Si no era por una foto que publicaron en Facebook, con tu rostro lleno de huellas del sol y del tiempo y con tus ojos clausurados en tinieblas tú, duende andariego, hubieses quedado sepultado en un rincón de mi memoria, como un recuerdo más de aquel la inquieta imaginación infantil; junto a los ratones que hacen trueques con los dientes de leche de los niños y a los requiebros de una mujer que llora sin parar en las madrugadas de una noche de lluvia y no… Eres real, un personaje legendario de mi Macondo amada que sí existió.
Eras de carne y hueso, de pocos kilos y de mucho coraje.
Eras la personificación del hambre y la miseria de la raza wayuú, que por secula seculorum se ha apoderado de cada grano de arena de los desiertos infinitos de la siempre sedienta guajira.
Eras el valor y la dignidad. Sí, claro que sí, porque aún con tu guayuco y tu palo – bastón y tus harapos desgastados de lluvia y de sol, mimetizados con el color de tu piel, que era el mismo del barro del desierto, infundías tanto respeto como cualquier rey bañado en oro.

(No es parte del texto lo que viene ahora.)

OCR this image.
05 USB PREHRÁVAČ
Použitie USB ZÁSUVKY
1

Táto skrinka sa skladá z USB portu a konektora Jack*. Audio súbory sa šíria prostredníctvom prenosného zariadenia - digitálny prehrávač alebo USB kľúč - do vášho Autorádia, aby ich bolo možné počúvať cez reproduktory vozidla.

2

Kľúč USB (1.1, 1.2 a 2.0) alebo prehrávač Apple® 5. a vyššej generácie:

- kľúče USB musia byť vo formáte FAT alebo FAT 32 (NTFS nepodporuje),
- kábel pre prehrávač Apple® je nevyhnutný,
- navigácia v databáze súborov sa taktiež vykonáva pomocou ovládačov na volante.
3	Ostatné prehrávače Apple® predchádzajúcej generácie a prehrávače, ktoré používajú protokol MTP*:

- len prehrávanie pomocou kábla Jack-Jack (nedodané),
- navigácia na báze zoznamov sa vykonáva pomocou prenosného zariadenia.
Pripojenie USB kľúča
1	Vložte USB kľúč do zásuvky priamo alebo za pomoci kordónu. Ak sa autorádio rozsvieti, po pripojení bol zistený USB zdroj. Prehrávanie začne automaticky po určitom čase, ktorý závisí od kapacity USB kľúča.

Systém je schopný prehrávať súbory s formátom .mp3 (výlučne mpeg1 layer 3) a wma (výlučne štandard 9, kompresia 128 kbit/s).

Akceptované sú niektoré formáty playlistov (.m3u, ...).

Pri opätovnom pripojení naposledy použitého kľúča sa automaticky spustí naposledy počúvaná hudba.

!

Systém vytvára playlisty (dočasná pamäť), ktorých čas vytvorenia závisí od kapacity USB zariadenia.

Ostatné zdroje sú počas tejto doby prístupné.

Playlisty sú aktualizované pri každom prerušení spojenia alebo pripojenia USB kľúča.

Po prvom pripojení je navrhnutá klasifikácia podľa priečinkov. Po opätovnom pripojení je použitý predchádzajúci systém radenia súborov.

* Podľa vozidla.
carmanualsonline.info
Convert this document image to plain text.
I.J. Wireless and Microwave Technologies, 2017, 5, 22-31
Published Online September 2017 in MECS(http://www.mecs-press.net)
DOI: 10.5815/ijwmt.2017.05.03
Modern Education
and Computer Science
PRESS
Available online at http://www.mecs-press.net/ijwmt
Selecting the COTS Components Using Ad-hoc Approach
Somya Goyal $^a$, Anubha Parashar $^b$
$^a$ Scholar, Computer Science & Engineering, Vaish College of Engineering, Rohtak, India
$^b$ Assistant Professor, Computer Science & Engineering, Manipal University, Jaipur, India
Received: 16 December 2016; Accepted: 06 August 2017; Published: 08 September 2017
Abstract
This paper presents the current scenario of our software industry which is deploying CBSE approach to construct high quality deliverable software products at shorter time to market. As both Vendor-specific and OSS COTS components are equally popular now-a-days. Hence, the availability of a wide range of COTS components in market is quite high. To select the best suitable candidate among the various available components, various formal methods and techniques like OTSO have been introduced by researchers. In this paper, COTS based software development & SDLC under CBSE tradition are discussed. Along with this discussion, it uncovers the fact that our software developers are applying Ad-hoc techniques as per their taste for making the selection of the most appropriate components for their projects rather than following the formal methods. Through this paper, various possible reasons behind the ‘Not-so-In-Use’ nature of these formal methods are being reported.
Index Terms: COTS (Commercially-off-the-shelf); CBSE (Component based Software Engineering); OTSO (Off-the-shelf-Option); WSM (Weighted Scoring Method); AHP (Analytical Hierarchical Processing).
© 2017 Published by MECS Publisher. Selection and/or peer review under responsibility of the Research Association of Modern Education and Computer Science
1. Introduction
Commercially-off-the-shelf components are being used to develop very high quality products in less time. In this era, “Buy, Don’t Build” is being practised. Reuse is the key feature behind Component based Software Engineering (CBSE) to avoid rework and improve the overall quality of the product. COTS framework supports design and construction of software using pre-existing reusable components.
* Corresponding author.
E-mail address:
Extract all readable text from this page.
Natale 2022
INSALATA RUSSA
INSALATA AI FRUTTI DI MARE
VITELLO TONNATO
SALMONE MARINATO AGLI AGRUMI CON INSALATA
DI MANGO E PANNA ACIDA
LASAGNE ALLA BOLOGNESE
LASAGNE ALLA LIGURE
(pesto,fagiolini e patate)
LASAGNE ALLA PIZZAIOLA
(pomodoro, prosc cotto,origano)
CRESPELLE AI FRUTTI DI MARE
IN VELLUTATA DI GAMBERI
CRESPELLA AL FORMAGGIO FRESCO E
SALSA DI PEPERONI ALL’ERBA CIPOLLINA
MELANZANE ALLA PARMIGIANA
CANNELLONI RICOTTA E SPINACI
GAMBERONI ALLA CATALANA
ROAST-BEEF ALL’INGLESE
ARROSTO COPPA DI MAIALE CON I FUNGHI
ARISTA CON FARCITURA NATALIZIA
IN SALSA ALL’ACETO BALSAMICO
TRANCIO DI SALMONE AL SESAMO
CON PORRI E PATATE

Tú eras y eres aún leyenda y eso cuantifica tu valía al infinito.
Eras la causa de por un instante sentirse bueno y generoso, cuando casi que temerosos nos acercábamos a ti a darte una limosna o un poco de “wüin” para bañar tus labios sedientos, en un pocillo de peltre; ese de las florecitas descarchadas, reservado en cada morada, solo para ti.
Aunque si tu anatomía grotesca y hasta incompleta te alejaba de los estereotipos de belleza, tú eras un ser hermoso, tan hermoso como un ángel; porque detrás de tus hombros desgastados imaginábamos alas; alas que volaban hasta tu ranchería cuando nadie te veía.
Es que no había otra manera para justificar como tú, sin vista y con hambre, podías
recorrer toda Riohacha día tras día, sin cansarte ni perderte: eso no es de humano, algo mágico debías tener.
Llegó el día en que no te vi más y no pensé ni remotamente que hubieses muerto: Para mí, tú eras inmortal.
Seguramente –imaginé– cambió de ruta y encotró la trocha que lo conduce al cielo y ahí debes estar: mirando sin ojos pa’ abajo, sonriendo sin dientes pa’ arriba.
¿Sabes? Yo te amé y nunca dejé de hacerlo. Y no me siento superior por ello o especial; al fin y al cabo reconozco que bajo el ardiente sol de mi península, no existe un solo mortal que hubiese cruzado su vida con esta leyenda sin enternecerse: ¿Existe alguien que no haya amado a Zángane? … Dios pague.
Que tengan ustedes un riohacherísimo día: alegre y cálido.